この時代だから大切にしたい、純情な気持ち

 それにつけても、2006年の今、少女のパンツが見えてるイラストを「不快だ」と言う人は、おたく陣営の外には星の数ほど居ても、まさか萌え絵描きでそのような事を堂々と発言する人々は絶滅危惧種だと思っていました。しかし、そんな純情な気持ちを抱いている萌え絵描きが今でも生き残っていたなんて、私としては何だかうれしいものです。
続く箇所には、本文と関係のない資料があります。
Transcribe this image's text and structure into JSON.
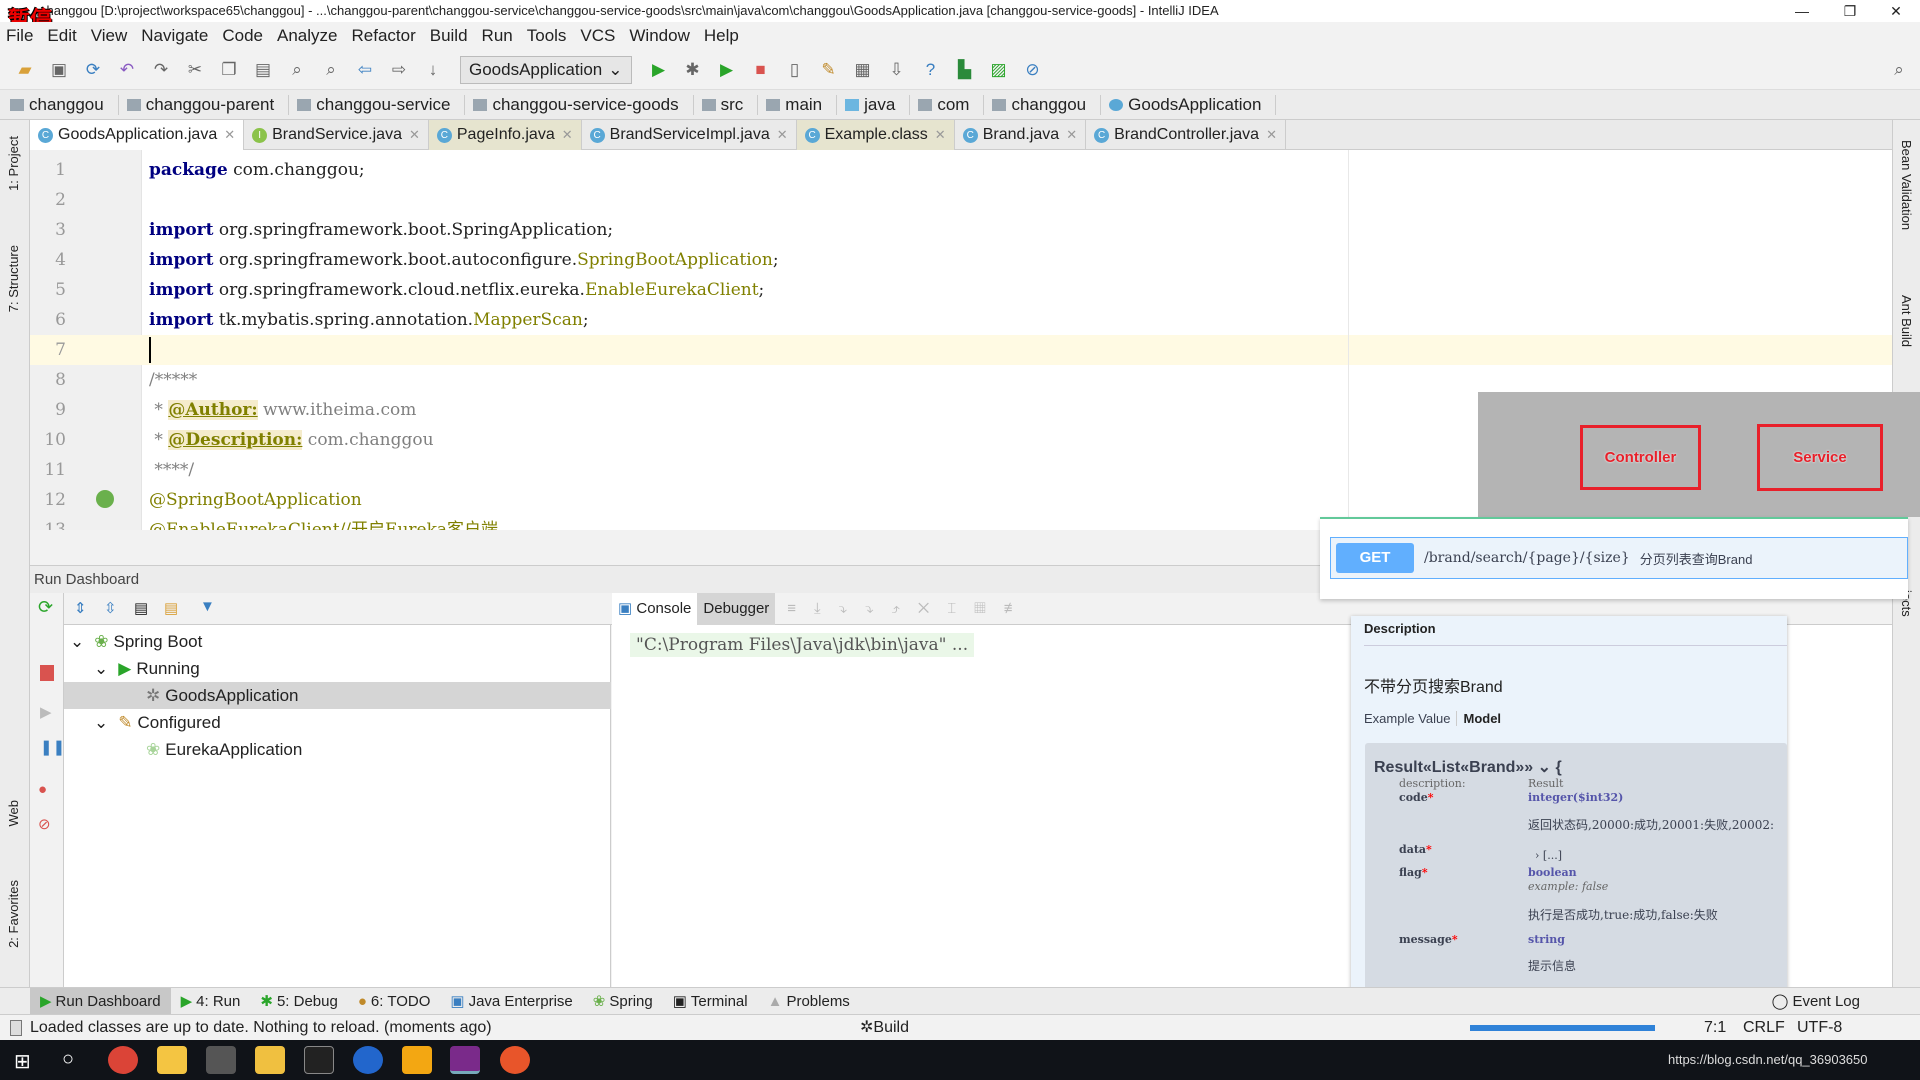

このブログのタイトル通り「萌えの定義は広い」、つまり「萌え=エロと決め付けるのは間違っている」事が、この事件からもよくわかります。
 とは言え、私はid:ululun氏の反応を100%支持するわけではありません(逆に、えっちなネタがぱんつ止まりどころか、どんどんエスカレートしていたらと思うと恐ろしいので、id:ululun氏が待ったを掛けた事自体は評価するのですが、やり方が本当にマズかった)。あんなに熱くなっているのは、若さゆえなのかもしれませんが、それを差し引いたとしても、相手を挑発するような発言など、対応がまずかったのが裏目に出て、どんどん泥沼にはまっている気がして、とても不安です。

*1:少女漫画・絵本関連のウェブサイトの同盟で、Hな絵を描くサイトは参加を断られていた。

*2:後に他の方から、「参加を断られた直接の原因は、会の主催者が「猫耳が嫌い」だった為に起きた」指摘をいただきました。ログが残っていないので裏は取れないのですが、このような証言も参考までに掲載しておきます。

*3:「俺はこういうの見るのは不快だ」といった個人的な好き嫌いは、ここで言う「迷惑」には含まれません。